Source : Ici Beyrouth, Michel Touma
C’est un optimisme (très) prudent qui a marqué ces derniers jours les pourparlers engagés à la fin de la semaine dernière à Paris par de hauts responsables américains, israéliens, égyptiens et qataris. Objectif recherché: aboutir à une trêve d’au moins un mois, peut-être deux, dans le conflit de Gaza afin, notamment, d’obtenir la libération des otages détenus par le Hamas. Mais à moyen et plus long termes, l’ambition – chimérique? – des décideurs internationaux est d’enclencher, après la trêve, un processus de solution globale à la crise du Proche-Orient, fondée sur l’option des deux Etats.
Depuis l’attaque meurtrière lancée par le Hamas le 7 octobre dernier, la « solution à deux Etats » est sur toutes les lèvres, devenant même le leitmotiv des instances arabes et internationales. Une telle option a été historiquement, de manière irrégulière, au cœur du conflit du Proche-Orient depuis la proclamation de l’Etat d’Israël, en mai 1948. Le vote par l’Onu, en novembre 1947, du plan de partage de la Palestine portait sur la création de deux Etats. A l’époque, ce plan de partage prévoyait un Etat palestinien dont l’étendue géographique (englobant la Cisjordanie et Gaza) était globalement équivalente à celle de l’Etat israélien en gestation.

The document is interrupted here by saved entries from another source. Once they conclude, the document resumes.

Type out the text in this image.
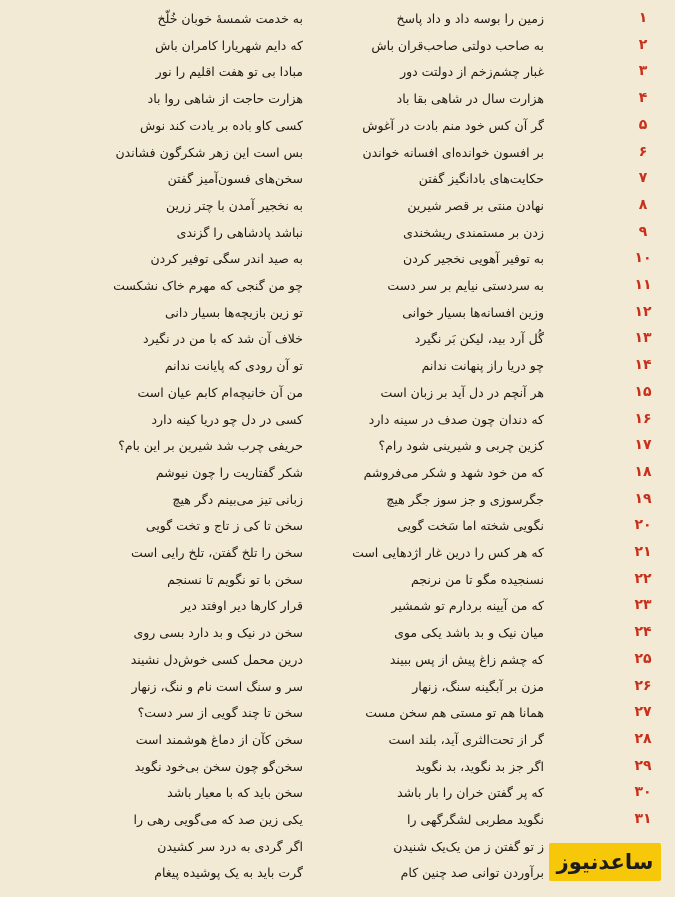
۱
به خدمت شمسهٔ خوبان خُلّخ	زمین را بوسه داد و داد پاسخ
۲
که دایم شهریارا کامران باش	به صاحب دولتی صاحب‌قران باش
۳
مبادا بی تو هفت اقلیم را نور	غبار چشم‌زخم از دولتت دور
۴
هزارت حاجت از شاهی روا باد	هزارت سال در شاهی بقا باد
۵
کسی کاو باده بر یادت کند نوش	گر آن کس خود منم بادت در آغوش
۶
بس است این زهر شکرگون فشاندن	بر افسون خوانده‌ای افسانه خواندن
۷
سخن‌های فسون‌آمیز گفتن	حکایت‌های بادانگیز گفتن
۸
به نخجیر آمدن با چتر زرین	نهادن منتی بر قصر شیرین
۹
نباشد پادشاهی را گزندی	زدن بر مستمندی ریشخندی
۱۰
به صید اندر سگی توفیر کردن	به توفیر آهویی نخجیر کردن
۱۱
چو من گنجی که مهرم خاک نشکست	به سردستی نیایم بر سر دست
۱۲
تو زین بازیچه‌ها بسیار دانی	وزین افسانه‌ها بسیار خوانی
۱۳
خلاف آن شد که با من در نگیرد	گُل آرد بید، لیکن بَر نگیرد
۱۴
تو آن رودی که پایانت ندانم	چو دریا راز پنهانت ندانم
۱۵
من آن خانیچه‌ام کابم عیان است	هر آنچم در دل آید بر زبان است
۱۶
کسی در دل چو دریا کینه دارد	که دندان چون صدف در سینه دارد
۱۷
حریفی چرب شد شیرین بر این بام؟	کزین چربی و شیرینی شود رام؟
۱۸
شکر گفتاریت را چون نیوشم	که من خود شهد و شکر می‌فروشم
۱۹
زبانی تیز می‌بینم دگر هیچ	جگرسوزی و جز سوز جگر هیچ
۲۰
سخن تا کی ز تاج و تخت گویی	نگویی شخته اما سَخت گویی
۲۱
سخن را تلخ گفتن، تلخ رایی است	که هر کس را درین غار اژدهایی است
۲۲
سخن با تو نگویم تا نسنجم	نسنجیده مگو تا من نرنجم
۲۳
قرار کارها دیر اوفتد دیر	که من آیینه بردارم تو شمشیر
۲۴
سخن در نیک و بد دارد بسی روی	میان نیک و بد باشد یکی موی
۲۵
درین محمل کسی خوش‌دل نشیند	که چشم زاغ پیش از پس ببیند
۲۶
سر و سنگ است نام و ننگ، زنهار	مزن بر آبگینه سنگ، زنهار
۲۷
سخن تا چند گویی از سر دست؟	همانا هم تو مستی هم سخن مست
۲۸
سخن کآن از دماغ هوشمند است	گر از تحت‌الثری آید، بلند است
۲۹
سخن‌گو چون سخن بی‌خود نگوید	اگر جز بد نگوید، بد نگوید
۳۰
سخن باید که با معیار باشد	که پر گفتن خران را بار باشد
۳۱
یکی زین صد که می‌گویی رهی را	نگوید مطربی لشگرگهی را
اگر گردی به درد سر کشیدن	ز تو گفتن ز من یک‌یک شنیدن
گرت باید به یک پوشیده پیغام	برآوردن توانی صد چنین کام ساعدنیوز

En bon héros de l’irrationnel et de la surenchère populiste et démagogique, les pays arabes devaient rejeter ce plan de partage, et donc le projet d’Etat palestinien. A la suite de la première guerre arabo-israélienne de 1948-1949, la Jordanie prenait le contrôle de la Cisjordanie, et Gaza passait sous la souveraineté de l’Egypte. Ces deux territoires seront occupés par Israël pendant la guerre de juin 1967, ce qui devait paver la voie, plus tard, à une politique continue de « grignotage » de territoires sous la forme de l’implantation progressive de colonies israéliennes dans ces deux territoires palestiniens.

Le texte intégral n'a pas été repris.